The parameters NCVD, NCHD, NCDS, and NCDF in addition to FHD play a key role in impingement problems15. An adverse relationship between the femoral component size and the neck diameter was found to be a reason for a higher risk of dislocation. Subject to the fact that the femoral component is inserted with strict respect to implantation guidelines, its position should also be in line with the femoral neck axis (FNA). However, coxal anatomy often reveals an offset of the femoral head center (NCVD, NCHD, NCDS, and NCDF), which may have an adverse impact on hip resurfacement dislocation. We, in this study, revealed a relationship between coxa valga/vara and the position of the femoral head center as well as a relationship between anteversion of the neck and position of the femoral head center. These will initially help surgeons to minimize the risk of dislocation in preoperative planning of THR.
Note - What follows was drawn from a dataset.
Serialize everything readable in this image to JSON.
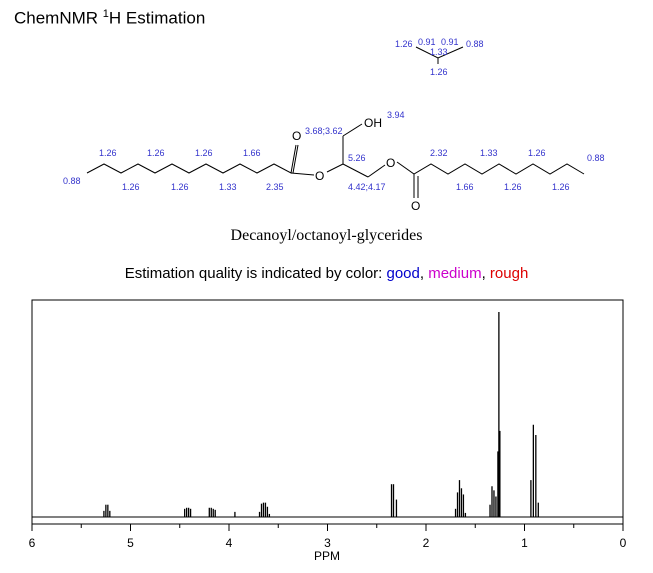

In conclusion, this study reports important morphological parameters of the proximal human femur in physiological range to establish a database for orthopedic and biomedical research purposes. The knowledge on the parameter distributions and correlations provide a key tool for further studies, which can contribute to a prolonged lifetime of load‐bearing joint replacements, and reduce the incidence of micro‐motion, impingement, loosening, and periprosthetic fracture.
Disclosure: We did not receive any kind of funding for conducting this study.